Altered Traits; Letting go with Meditation


By Erin Henshaw

Last month in San Francisco, I had the incredible opportunity to see some of people and places that have most influenced my mindfulness journey.  I had tea over-looking oceanside cliffs at Land’s End with fellow tea-venturer, Jody Beavers, of Tap Twice Tea.  I met a few of the amazing people behind Google’s Search Inside Yourself Leadership Institute, and I got to see Dacher Keltner open a talk at the Greater Good Science Center at Berkeley for Richie Davidson’s newest book, Altered Traits

Altered Traits discusses updated research on the science of meditation, and illuminates the path towards helping individuals change personality traits.  I’d like to review Richie’s presentation in regards to the experience of letting go because I found it inspirational and perspective-shifting. Richie opened his presentation with the quote,

“After becomes the new default.”

This is the prescription for altering traits.  Basically, this means that whatever previously happened in our lives becomes our subconscious baseline for comparison, and sticks. It is important to understand this subconscious mechanism of the brain because although altering personality is quite difficult, understanding the process of creating traits creates a path towards developing long-lasting change. 

So, how can we make sure we aren’t hard-wired to continue in the present as we have in the past?

Keep intentionally letting go. 

Richie explained that neuroplasticity (the ability of the brain to change neural pathways throughout our lifetime) happens wittingly or unwittingly, so we might as well be intentional about letting go of rumination and expectations.  We can elect to show up to the only thing we can affect: the present moment. By focusing on an anchor in the present moment, meditation helps us practice the process of continually letting go. 

He elaborated that the best meditation is the one that you do every day!  It takes about 1500-2000 hours of meditation (roughly five years of daily practice) to see evidence of generalizability.  Or more simply, nearly all people who meditate for over five years will begin to see similar benefits, such as enhanced receptivity, emotional regulation and ability to stay in the present moment. 

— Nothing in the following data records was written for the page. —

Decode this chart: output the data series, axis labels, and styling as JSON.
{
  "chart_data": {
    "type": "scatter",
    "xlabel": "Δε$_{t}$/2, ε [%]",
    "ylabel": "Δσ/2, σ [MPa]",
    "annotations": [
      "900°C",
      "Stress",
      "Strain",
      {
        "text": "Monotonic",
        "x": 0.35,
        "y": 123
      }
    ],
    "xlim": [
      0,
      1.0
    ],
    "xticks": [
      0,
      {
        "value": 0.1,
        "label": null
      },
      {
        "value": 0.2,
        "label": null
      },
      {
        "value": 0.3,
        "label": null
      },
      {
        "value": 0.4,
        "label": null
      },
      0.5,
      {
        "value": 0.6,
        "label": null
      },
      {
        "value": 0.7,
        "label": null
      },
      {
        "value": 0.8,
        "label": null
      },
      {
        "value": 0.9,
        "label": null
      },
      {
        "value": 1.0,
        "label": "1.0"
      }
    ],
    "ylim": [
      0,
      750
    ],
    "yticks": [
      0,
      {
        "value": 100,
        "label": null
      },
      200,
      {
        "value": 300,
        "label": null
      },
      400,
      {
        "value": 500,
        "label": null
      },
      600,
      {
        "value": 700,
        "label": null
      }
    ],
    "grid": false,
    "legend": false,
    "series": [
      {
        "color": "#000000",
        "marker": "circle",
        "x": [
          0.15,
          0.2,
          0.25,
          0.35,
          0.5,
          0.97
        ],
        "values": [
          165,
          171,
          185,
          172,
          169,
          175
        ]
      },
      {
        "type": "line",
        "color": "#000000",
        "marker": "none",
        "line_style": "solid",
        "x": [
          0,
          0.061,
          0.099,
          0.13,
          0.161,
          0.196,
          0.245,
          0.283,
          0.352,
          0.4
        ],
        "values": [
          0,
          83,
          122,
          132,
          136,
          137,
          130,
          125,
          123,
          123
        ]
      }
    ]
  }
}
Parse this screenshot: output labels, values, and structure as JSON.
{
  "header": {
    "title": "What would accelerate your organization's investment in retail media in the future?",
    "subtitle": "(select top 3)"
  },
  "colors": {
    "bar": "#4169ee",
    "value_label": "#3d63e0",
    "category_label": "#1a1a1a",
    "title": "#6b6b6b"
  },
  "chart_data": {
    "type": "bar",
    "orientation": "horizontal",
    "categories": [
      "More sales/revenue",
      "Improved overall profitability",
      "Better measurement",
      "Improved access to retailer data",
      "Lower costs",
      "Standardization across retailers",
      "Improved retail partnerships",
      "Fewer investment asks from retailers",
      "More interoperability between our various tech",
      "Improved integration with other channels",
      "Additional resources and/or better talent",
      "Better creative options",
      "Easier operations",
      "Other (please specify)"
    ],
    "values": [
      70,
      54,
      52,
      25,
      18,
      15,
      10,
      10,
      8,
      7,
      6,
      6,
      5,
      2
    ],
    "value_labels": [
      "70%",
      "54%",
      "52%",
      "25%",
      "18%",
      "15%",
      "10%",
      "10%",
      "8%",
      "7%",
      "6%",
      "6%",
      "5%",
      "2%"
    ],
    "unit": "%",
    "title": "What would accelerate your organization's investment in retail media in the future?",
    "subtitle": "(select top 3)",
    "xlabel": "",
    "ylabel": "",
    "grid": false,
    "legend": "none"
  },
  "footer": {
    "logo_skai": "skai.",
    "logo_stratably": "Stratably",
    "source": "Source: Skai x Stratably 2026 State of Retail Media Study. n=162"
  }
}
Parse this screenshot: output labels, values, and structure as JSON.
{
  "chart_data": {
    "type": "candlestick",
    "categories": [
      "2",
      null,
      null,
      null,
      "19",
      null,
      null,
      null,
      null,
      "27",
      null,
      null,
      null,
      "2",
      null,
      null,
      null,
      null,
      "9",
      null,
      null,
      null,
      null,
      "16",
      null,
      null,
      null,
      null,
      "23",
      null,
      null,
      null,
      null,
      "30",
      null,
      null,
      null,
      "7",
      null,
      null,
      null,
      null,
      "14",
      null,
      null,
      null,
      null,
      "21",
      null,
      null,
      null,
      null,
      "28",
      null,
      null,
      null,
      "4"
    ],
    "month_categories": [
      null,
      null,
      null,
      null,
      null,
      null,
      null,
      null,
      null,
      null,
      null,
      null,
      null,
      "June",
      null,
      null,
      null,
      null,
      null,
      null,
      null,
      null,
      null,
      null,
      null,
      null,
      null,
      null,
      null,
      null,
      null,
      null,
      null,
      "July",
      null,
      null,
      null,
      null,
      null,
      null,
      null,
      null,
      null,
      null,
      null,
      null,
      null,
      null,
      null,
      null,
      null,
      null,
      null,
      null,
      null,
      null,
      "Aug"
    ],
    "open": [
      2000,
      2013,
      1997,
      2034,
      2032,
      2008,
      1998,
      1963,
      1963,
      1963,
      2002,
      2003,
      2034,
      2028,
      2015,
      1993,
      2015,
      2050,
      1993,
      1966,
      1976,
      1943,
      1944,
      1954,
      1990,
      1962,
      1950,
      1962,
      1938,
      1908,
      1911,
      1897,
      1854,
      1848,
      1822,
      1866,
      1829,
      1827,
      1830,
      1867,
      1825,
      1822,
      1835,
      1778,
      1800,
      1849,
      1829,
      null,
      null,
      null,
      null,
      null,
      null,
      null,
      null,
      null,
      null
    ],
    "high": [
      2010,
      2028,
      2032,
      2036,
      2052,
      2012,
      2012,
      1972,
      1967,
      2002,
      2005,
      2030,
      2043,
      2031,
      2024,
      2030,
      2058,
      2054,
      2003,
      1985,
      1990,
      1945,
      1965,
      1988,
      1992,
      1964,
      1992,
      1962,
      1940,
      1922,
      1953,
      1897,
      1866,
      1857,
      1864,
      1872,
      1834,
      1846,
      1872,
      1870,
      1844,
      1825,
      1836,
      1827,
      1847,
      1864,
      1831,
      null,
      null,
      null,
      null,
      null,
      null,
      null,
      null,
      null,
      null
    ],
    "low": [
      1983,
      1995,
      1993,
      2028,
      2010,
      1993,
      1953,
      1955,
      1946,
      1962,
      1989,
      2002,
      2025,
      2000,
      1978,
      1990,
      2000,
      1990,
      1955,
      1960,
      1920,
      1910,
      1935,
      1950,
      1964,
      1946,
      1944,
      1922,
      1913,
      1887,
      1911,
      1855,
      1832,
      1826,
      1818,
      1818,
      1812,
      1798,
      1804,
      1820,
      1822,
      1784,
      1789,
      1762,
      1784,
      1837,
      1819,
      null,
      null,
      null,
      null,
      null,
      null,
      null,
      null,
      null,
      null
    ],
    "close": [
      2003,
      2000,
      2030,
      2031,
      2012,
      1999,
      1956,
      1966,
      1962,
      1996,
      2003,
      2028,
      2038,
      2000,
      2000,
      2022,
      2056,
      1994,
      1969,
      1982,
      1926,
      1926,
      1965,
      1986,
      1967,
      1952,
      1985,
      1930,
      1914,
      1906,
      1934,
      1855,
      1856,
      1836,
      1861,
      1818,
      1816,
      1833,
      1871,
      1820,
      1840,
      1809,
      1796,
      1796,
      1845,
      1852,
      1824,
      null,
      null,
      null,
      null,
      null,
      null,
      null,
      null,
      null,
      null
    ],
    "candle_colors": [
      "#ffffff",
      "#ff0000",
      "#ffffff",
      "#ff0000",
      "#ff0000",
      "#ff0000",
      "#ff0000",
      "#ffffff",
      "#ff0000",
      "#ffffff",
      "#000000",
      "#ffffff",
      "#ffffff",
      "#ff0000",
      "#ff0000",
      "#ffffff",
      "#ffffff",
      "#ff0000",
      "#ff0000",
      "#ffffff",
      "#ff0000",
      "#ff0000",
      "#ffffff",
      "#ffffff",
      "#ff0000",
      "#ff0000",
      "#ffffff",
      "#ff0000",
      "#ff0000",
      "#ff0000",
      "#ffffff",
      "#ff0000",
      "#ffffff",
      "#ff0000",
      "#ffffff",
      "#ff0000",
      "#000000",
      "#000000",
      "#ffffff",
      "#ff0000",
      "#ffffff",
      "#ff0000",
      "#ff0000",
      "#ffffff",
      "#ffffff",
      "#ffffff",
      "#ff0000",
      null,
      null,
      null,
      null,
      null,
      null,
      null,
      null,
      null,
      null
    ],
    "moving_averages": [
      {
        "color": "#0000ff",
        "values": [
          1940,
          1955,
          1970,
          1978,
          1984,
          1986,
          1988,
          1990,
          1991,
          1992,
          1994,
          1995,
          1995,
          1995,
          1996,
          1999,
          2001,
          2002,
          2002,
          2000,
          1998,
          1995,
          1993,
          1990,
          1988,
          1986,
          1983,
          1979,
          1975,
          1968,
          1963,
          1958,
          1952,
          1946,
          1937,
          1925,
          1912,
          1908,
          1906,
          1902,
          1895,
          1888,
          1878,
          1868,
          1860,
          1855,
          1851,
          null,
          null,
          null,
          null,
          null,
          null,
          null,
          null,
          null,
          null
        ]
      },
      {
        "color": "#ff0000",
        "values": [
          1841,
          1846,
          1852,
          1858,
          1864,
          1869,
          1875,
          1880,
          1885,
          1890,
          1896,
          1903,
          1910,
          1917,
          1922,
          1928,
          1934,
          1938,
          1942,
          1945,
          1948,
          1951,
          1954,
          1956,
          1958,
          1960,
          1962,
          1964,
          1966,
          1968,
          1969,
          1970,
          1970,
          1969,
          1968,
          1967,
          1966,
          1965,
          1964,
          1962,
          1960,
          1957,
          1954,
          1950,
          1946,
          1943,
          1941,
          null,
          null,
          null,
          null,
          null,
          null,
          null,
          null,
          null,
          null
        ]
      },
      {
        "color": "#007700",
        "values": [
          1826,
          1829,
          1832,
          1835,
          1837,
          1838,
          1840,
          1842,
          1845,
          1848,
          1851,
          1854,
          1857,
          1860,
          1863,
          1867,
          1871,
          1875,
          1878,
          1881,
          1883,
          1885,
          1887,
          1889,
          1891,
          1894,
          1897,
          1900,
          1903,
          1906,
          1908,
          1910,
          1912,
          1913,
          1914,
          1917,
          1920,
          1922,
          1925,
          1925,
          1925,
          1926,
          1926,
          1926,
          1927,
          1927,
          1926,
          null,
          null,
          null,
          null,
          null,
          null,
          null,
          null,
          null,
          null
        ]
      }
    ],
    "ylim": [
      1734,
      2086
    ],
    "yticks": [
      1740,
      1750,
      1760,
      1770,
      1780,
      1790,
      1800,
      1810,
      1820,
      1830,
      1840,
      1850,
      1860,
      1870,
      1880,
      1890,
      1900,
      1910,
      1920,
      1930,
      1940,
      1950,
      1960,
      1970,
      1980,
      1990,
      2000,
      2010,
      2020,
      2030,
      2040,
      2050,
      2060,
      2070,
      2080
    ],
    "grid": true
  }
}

I deeply resonated with the closing message that personal mental hygiene is now an urgent social and public health need.  Well-being is a skill that has not been traditionally taught in Western society, and that needs to change.  

We put ourselves on the cushion to change our lives.” -Richard Davidson

Other tidbits of note:
-Many brains progress faster or slower than our nominal age, and that meditators brains function like younger brains.  The practice also slows down the aging process.  Meditators also have open sensory channels for pain, and thus recover more rapidly.  

-Meditation does not always lower the heart rate, it has been shown to raise during compassion practices. (Additionally, the insula, a key communicator between body and brain, activates during these practices.)

-Pro-social tendencies are a fundamental feature of the mind, and are enhanced with meditation. See: Social Baseline Theory.